While Pierce waits for some offensive luck to grow along with Hamilton’s hair, the head coach hopes his shortstop’s defensive game stays sturdy. Hamilton has found himself starting at shortstop during 8 of 9 games so far in the season. He’s collected a team-best 31 fielding assists and has turned seven double plays to tie senior first baseman Kacy Clemens for the most on the squad.
“(Hamilton is) an amazing player,” sophomore designated hitter Kody Clemens said. “Just sitting from the dugout watching him make those plays, it was great. He’s a good kid, too.”
But Hamilton’s resilience will be put to the test as Texas transitions from hosting the Cardinals at home to facing the Cardinals in Stanford, Calif. for its first road series of the season on Thursday.
“We don’t want to let being on the road scare some of the younger guys,” redshirt junior second baseman Bret Boswell said. “It’ll be their first time away — especially at a big school like Stanford, it might be a little scary at first, but I’m sure they’ll relax and they’ll realize it’s the same game, just a different place.”
Pierce hopes Hamilton’s defensive consistency will trickle down to the bullpen at the weak end of the team, where coherence is still in question for the Longhorns.
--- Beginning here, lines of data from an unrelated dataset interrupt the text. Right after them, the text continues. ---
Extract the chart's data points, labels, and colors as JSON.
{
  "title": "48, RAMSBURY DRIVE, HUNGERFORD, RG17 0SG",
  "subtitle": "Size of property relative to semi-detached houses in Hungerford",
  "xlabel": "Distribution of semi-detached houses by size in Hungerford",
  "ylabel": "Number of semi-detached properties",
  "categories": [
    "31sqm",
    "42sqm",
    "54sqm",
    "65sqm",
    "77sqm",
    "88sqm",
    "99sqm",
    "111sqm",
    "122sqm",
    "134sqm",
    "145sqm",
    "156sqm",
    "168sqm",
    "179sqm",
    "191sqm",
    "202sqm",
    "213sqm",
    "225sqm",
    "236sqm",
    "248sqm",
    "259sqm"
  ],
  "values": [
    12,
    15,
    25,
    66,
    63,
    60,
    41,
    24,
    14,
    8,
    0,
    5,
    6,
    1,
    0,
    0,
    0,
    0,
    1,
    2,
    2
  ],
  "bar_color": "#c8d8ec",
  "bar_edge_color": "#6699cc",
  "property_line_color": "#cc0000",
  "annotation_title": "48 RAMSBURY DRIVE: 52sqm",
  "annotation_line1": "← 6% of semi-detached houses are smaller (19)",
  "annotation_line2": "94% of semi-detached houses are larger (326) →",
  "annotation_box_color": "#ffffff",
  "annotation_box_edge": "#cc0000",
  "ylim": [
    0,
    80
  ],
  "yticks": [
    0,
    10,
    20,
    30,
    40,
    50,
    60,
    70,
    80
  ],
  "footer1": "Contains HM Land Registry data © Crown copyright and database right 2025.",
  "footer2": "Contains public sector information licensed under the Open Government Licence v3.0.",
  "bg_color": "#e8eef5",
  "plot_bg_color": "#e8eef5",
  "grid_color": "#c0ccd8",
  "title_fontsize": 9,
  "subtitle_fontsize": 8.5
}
“I think we’re still trying to formulate our bullpen,” Pierce said. “We’re not going to just go from the eighth to the ninth as a setup to a closer when we’ve got a guy getting it done. That’s just college baseball. I’ve seen that so many times where it bites you, so when you’ve got a hot hand, you want to stick with it.”
With Stanford sitting at No. 19 in the nation, Pierce expects his 21st-ranked squad to bring confidence to Palo Alto on both sides of the ball and build character as a result of the foreign environment.
“I think you get your first taste of how your team is going to be that visitor and how the crowd is completely against you,” Pierce said. “You really have an opportunity to win and come together and really create some chemistry that you don’t quite get at home.”